2/ En conséquence, la valeur est non pas un absolu réel dont nous pourrions tenter la connaissance, mais un idéal ; non pas un être, mais un devoir-être. On sait comment Kant a dû séparer être et valeur pour rendre l’action indépendante d’un savoir essentiellement fini et aussi pour préserver la liberté. Il n’en est pas moins vrai que le caractère inconditionné du devoir coupe la valeur aussi bien du sentiment que de l’être inconnaissable, si bien qu’en prenant la place de la métaphysique, la morale doit reprendre à son compte ses inquiétudes et ses problèmes (cf. Critique de la raison pratique).
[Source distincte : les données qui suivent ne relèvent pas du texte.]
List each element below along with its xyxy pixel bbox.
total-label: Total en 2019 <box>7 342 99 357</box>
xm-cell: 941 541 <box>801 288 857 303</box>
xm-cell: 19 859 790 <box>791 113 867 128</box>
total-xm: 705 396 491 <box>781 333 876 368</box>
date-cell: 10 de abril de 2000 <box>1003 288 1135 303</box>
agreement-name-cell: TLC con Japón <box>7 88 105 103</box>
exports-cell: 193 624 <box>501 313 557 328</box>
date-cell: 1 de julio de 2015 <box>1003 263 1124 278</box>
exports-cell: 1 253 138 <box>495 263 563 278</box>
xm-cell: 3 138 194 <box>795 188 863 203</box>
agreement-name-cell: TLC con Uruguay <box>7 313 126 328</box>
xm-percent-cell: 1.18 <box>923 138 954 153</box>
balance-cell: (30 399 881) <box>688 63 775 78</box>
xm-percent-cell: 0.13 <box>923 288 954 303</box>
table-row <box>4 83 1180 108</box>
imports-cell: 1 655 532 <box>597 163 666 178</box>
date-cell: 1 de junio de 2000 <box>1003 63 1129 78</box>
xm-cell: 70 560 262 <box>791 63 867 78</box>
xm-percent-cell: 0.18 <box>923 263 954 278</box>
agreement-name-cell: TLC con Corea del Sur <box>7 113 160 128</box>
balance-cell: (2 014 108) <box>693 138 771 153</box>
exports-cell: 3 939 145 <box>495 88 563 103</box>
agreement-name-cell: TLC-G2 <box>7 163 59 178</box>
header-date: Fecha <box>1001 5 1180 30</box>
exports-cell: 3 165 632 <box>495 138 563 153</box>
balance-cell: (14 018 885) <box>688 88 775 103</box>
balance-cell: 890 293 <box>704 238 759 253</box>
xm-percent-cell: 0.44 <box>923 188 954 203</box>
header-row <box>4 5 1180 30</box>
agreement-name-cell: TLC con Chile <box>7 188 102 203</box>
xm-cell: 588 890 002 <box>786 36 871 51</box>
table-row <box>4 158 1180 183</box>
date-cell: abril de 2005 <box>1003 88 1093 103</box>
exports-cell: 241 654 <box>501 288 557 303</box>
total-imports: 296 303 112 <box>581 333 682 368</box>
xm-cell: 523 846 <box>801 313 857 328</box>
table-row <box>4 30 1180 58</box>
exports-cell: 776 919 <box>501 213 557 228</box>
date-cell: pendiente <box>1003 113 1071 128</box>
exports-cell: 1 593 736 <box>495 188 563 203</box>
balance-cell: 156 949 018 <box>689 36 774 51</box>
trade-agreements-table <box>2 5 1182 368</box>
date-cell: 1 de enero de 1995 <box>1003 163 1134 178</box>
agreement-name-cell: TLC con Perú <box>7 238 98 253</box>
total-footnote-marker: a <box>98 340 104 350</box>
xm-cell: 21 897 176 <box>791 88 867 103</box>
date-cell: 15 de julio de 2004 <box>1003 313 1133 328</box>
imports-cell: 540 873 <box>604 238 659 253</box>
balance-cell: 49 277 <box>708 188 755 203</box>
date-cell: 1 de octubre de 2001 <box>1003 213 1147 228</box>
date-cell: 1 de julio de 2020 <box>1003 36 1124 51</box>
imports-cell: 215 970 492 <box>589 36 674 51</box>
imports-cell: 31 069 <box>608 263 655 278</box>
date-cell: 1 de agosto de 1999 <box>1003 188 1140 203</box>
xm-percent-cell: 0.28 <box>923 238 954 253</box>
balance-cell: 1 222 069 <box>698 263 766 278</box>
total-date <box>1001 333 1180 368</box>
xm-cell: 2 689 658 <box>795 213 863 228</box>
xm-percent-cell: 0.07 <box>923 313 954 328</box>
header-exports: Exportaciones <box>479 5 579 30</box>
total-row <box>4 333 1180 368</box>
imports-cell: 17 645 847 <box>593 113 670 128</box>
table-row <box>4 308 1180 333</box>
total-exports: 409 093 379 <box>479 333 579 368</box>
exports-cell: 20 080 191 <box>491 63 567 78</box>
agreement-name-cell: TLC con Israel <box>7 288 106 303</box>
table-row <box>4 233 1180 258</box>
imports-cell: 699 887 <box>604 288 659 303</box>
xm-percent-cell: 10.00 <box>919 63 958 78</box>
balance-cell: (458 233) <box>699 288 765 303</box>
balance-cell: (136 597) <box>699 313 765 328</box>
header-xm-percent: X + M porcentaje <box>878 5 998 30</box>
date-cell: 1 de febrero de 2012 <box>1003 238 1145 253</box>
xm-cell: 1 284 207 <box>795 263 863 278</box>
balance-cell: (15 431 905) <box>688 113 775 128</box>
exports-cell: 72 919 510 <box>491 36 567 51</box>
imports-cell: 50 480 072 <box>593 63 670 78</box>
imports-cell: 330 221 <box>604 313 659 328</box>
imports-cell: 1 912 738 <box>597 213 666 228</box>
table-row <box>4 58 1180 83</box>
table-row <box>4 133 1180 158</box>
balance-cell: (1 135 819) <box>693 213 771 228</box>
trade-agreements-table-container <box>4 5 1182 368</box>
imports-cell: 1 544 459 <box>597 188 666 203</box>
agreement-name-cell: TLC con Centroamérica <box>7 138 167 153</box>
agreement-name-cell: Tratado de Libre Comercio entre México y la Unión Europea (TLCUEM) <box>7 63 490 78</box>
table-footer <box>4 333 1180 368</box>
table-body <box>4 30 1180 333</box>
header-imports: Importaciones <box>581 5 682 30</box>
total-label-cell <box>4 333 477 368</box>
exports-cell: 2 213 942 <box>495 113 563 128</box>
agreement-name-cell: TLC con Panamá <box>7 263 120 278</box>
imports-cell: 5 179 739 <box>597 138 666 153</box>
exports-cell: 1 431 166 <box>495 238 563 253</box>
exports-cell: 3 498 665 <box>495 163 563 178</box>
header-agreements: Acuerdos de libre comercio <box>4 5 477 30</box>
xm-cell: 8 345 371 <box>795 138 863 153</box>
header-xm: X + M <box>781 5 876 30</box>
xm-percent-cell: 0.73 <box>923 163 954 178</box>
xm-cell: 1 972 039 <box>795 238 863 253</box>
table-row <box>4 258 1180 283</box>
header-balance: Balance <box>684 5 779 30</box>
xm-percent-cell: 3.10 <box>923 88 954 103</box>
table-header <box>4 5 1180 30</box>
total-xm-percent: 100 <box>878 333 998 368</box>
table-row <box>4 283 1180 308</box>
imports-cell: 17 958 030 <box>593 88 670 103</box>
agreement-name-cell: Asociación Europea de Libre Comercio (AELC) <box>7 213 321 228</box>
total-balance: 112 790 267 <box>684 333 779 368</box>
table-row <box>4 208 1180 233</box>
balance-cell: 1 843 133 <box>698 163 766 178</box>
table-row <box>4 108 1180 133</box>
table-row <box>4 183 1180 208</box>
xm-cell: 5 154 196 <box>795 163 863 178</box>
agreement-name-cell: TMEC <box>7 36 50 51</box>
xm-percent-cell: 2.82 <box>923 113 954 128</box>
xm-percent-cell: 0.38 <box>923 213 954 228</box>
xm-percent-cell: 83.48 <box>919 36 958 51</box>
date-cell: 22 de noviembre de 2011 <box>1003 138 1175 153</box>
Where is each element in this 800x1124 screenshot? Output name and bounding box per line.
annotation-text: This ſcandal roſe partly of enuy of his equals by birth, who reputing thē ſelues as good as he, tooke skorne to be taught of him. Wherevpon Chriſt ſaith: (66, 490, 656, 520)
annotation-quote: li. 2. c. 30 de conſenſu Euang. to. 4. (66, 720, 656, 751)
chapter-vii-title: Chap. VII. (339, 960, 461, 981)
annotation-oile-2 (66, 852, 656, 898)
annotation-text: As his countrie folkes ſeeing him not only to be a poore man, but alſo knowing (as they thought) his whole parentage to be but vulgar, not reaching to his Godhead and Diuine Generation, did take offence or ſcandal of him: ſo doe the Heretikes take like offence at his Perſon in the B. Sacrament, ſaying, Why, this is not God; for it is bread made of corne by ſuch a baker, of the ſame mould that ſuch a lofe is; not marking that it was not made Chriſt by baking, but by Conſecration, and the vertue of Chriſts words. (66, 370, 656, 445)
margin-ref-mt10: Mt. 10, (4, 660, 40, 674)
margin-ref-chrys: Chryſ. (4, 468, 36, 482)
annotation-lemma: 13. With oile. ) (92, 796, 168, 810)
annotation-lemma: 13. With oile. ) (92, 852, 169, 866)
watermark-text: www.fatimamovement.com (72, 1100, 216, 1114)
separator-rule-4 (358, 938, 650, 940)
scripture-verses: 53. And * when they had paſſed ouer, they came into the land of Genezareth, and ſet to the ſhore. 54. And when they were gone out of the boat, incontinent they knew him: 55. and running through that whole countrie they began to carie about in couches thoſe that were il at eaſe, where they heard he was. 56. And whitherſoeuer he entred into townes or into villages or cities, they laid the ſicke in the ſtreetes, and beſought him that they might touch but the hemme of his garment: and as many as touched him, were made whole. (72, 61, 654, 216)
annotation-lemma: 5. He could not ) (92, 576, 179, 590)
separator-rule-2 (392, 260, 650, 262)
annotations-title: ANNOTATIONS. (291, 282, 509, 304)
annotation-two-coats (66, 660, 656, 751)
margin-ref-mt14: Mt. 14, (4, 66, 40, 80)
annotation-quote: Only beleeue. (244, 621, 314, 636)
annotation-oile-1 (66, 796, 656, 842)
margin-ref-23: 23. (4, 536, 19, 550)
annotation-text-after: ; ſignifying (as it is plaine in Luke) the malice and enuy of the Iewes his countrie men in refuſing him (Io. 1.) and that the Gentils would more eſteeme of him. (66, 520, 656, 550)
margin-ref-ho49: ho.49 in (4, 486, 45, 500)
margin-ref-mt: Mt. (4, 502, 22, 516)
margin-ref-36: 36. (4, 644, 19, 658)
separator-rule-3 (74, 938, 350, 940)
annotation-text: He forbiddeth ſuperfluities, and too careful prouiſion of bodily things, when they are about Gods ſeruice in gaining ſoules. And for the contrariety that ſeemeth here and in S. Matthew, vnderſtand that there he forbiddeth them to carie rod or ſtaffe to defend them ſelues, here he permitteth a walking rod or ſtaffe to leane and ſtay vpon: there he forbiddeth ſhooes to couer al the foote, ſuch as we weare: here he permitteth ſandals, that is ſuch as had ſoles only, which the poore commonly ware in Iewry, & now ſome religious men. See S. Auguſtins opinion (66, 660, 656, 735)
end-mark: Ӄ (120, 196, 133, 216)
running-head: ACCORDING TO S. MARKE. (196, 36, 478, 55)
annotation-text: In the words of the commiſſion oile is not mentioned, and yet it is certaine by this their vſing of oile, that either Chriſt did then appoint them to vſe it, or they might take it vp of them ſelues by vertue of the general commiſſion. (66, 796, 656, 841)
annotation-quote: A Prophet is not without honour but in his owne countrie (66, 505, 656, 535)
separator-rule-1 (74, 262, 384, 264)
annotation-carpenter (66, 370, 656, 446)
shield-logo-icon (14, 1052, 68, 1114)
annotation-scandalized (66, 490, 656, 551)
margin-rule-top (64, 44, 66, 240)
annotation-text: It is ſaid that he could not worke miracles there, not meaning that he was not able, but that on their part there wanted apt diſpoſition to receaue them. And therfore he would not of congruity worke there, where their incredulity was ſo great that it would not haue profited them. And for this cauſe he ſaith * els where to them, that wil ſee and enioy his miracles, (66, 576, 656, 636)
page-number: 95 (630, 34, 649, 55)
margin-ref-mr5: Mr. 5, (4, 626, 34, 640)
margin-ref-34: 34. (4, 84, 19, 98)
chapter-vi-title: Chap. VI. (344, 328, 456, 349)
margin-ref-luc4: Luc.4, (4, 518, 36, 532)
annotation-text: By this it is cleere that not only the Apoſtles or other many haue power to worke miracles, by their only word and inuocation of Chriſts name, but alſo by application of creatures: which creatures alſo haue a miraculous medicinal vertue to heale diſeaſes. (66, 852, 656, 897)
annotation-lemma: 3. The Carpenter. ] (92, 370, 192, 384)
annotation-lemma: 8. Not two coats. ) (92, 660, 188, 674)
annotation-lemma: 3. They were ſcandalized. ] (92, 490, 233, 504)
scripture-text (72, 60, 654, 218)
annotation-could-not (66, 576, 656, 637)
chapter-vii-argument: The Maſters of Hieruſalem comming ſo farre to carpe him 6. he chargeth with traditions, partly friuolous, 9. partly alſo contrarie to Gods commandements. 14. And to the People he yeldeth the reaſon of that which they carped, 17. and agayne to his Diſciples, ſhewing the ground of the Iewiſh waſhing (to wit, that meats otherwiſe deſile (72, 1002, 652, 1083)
3/ La solution métaphysique du problème rencontre sa limite non seulement dans le fait que la conscience des valeurs, étant affective, demeure toujours confuse et inadéquate, mais aussi dans l’existence indestructible du mal. Il n’est pas de métaphysique sans théodicée. Or celle-ci professe que le mal peut se résoudre dans un système et qu’il n’appartient pas à ce que l’être a de positif. Mais la totalité étant inconnaissable, et le point de vue humain étant irréductible, le mal reste pour nous injustifiable. Et s’il nous irrite assez pour maintenir en éveil notre conscience des valeurs, il nous préserve en même temps de toute quiétude métaphysique.


Conclusion

On ne peut donc éluder, au profit d’un naturalisme sans profondeur ou d’un humanisme sans preuve, les questions fondamentales de la philosophie : qu’est-ce que l’homme ? A-t-il accès aux valeurs ? Qu’est-ce qui les fonde ? Si ces questions étaient tout à fait vaines, on ne comprendrait pas, par exemple, que le héros cornélien, qui se pose déjà comme source des valeurs, ait été systématiquement dévalué par un dix-septième siècle soucieux de situer l’homme par rapport à l’être total, c’est-à-dire de le replacer à son rang et de montrer que son expérience des valeurs n’était pas celle d’une création, mais plutôt d’une dépossession et d’une attente. Si, pour les uns, cette attente est vaine sans la grâce, pour les autres elle invite moins à l’espérance qu’à la connaissance sévère, qui est la tâche propre de l’homme. Quoi qu’il en soit, il ne semble pas qu’une « philosophie des valeurs » puisse s’établir indépendamment d’une métaphysique. Car si l’homme est à la fois un être fini et historique, c’est-à-dire un être qui doit toujours dépasser ses propres œuvres, sans pouvoir jamais les achever, n’est-ce pas la preuve qu’aucune valeur n’est absolue – aucune valeur n’est le Bien, selon Platon, pas même le juste et le beau – quoiqu’un absolu soit présent dans chacune de nos aspirations particulières ? On peut comprendre ainsi que la tâche de l’homme soit historique, donc temporelle, tandis que son sens demeure métaphysique. Aucune valeur n’est l’être, mais toutes puisent en lui la force de nous émouvoir et de nous obliger.